Hi, I’m looking for more info about using experime...
# announcements
Hi, I’m looking for more info about using experiment phases. What is their intended use case? It seems like it is possible to add multiple phases to an experiment but what would that do to the data/analysis? All the documentation I’ve found suggests that it just filters out data before the beginning of the phase, so what happens if there are multiple phases? If users are assigned before the beginning of the phase but come back after it starts would all of that user’s data be filtered out, or only the pre-phase data? Can srm checks account for multiple phases with potentially different splits?
Hi Jane - the idea with Phases is that quite often you roll out an experiment, then realize something is wrong, and want to exclude a certain part of the experiment. Alternatively, you could start with a small sample, and perhaps have a different split from the main phase of your experiment, and this way if you change the split you can control the SRM errors
I’ll have to check about the N’th time a user comes back - I know we fire a exposure event every time, just not sure if we include those users based on first exposure or any exposure
@helpful-application-7107 or @future-teacher-7046 do you know?
Yeah suppose we’re in the latter scenario (just want to ramp up, nothing has gone wrong), does adding a phase filter out the earlier smaller-allocation data? That’s what I’m understanding from what I’ve read so far, but wanted to check
Phases essentially only use dates to filter out the old experiment impressions. If a user exposed in phase 1 gets exposed in phase 2, they'll get counted again, but not until they have a new exposure in phase 2. For now, phase is essentially just a date filter, but we're working on building a smarter system that can handle config changes more elegantly. Honestly, if you're just ramping an experiment up, I would recommend not using phases and just pooling all of your data. You won't get an SRM error because the relative bucket percentages will remain the same and you'll keep all your data in an experiment. If you use a new phase, you could be subject to carryover bias. If you change the variation percentages, you could use a new phase to prevent having srm and some bias, but you could still have carryover bias. The reality in this situation is that I would recommend rerandomizing by using a new experiment key. We're working on making this process easier, but rerandomization would still be the safest way to proceed from an analysis perspective.
Very helpful, thanks! And just curious if you did set say three phases in an experiment (not sure why you would given what you just wrote) would the start date in the most recent phase be used as the filter?

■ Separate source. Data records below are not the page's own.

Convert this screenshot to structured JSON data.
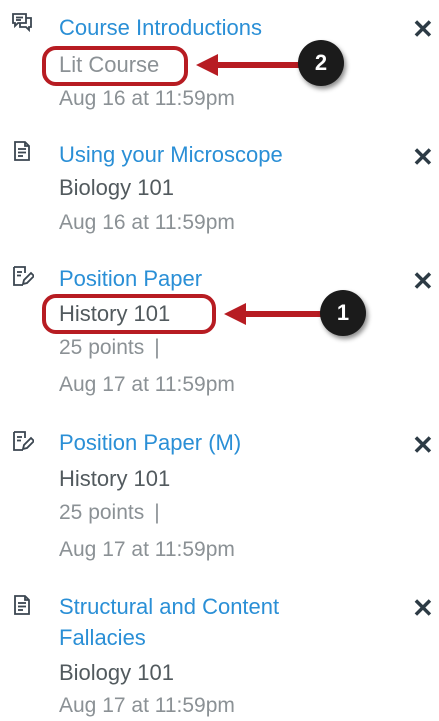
{
  "todo_items": [
    {
      "icon": "discussion-icon",
      "title": "Course Introductions",
      "course": "Lit Course",
      "due": "Aug 16 at 11:59pm"
    },
    {
      "icon": "page-icon",
      "title": "Using your Microscope",
      "course": "Biology 101",
      "due": "Aug 16 at 11:59pm"
    },
    {
      "icon": "assignment-icon",
      "title": "Position Paper",
      "course": "History 101",
      "points": "25 points",
      "separator": "|",
      "due": "Aug 17 at 11:59pm"
    },
    {
      "icon": "assignment-icon",
      "title": "Position Paper (M)",
      "course": "History 101",
      "points": "25 points",
      "separator": "|",
      "due": "Aug 17 at 11:59pm"
    },
    {
      "icon": "page-icon",
      "title_line1": "Structural and Content",
      "title_line2": "Fallacies",
      "course": "Biology 101",
      "due": "Aug 17 at 11:59pm"
    }
  ],
  "dismiss_glyph": "✕",
  "callouts": [
    {
      "number": "2"
    },
    {
      "number": "1"
    }
  ],
  "colors": {
    "link": "#2a8fd6",
    "text": "#525a5e",
    "muted": "#8b9195",
    "callout_red": "#b71c22",
    "badge": "#1b1b1b"
  }
}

not sure why you would given what you just wrote
Carryover bias can be less problematic in some instances than, say, changing users behavior back and forth and or throwing out old data. So there could be some use cases for it, it just would require being pretty careful and you'd still have some unknown bias.
would the start date in the most recent phase be used as the filter?
In the experiment page, whatever phase is selected will use the associated date range as a date filter on the exposure source. And yes, the latest phase will be used as the default.
Ah makes sense